The company is also stepping out from the shadow of its partner agencies and establishing MDC Partners as a brand in its own right. In June, the company won its first account under the MDC Partners name, handling all the marketing needs of American retail giant Target when it crosses the Canadian border in 2012. Success came by pitching with an integrated team of its agencies led by KBS+P Canada and Veritas Communications. While no single MDC agency, particularly in Canada, was big enough to handle an account with needs as varied as Target’s, together they put together a competitive offering. It’s a stark departure from the old MDC adage of leaving agencies to do their own thing, but a practice that could become more common given its ambitions and the number of specialty firms it has recently acquired capable of augmenting the services of MDC’s all-purpose ad agencies.

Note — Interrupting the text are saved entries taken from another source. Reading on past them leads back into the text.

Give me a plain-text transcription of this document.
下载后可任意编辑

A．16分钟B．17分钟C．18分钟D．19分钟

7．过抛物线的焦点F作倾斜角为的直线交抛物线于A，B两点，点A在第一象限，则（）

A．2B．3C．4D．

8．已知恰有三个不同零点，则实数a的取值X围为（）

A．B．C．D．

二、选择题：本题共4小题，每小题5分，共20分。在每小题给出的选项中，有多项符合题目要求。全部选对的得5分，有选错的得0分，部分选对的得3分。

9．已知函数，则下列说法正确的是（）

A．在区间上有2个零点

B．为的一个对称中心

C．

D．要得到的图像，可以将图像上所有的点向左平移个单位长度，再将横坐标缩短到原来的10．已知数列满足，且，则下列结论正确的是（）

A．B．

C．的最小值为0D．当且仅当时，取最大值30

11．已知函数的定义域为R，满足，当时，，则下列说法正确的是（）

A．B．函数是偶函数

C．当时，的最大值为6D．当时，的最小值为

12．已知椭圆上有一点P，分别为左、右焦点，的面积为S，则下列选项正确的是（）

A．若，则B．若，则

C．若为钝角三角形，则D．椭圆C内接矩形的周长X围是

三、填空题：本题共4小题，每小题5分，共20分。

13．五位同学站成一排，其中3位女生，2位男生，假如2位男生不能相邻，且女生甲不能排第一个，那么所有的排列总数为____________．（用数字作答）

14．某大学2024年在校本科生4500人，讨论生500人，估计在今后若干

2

The opportunity for similar deals is huge, but the challenge for MDC is, as ad legend Jay Chiat famously put it, “How big can we get before we get bad?” Nadal is quick to say this isn’t MDC starting to play the puppet master, and deals like Target will be done on a case-by-case basis. “MDC is not a marketing brand per se, although we do play a much more active role as a strategic partner to our partner firms,” he says. “We still think the vast majority of opportunities are for our partner agencies to deal directly with their clients.”

Nadal has said that anyone in marketing who has a 10-year plan is delusional. The two most important criteria for measuring MDC’s accomplishments, he says, are maintaining its strong relationships with its partner agencies and their work’s impact on client business. “Our job is to drive tangible return on the marketing investment of clients, and the work we’re doing is having greater impact than ever before,” he says. “That’s why we’re in business.”

Salmon credits MDC’s ability to differentiate itself from the larger ad holding companies to Nadal. “Sometimes shareholders get nervous around Miles because he’s a big thinker, he’s a dreamer, not the typical investor’s idea of a straight and narrow, predictable CEO,” he says. “But what that means is he’s a kindred spirit to these creative folks. He understands that, and that’s the kind of culture he’s trying to foster.”

It’s a vision that’s worked wonders over the past few years. But in an industry where one major account can determine financial success or failure, Nadal’s MDC model will be under the gun to prove it’s still the real deal and not just false advertising.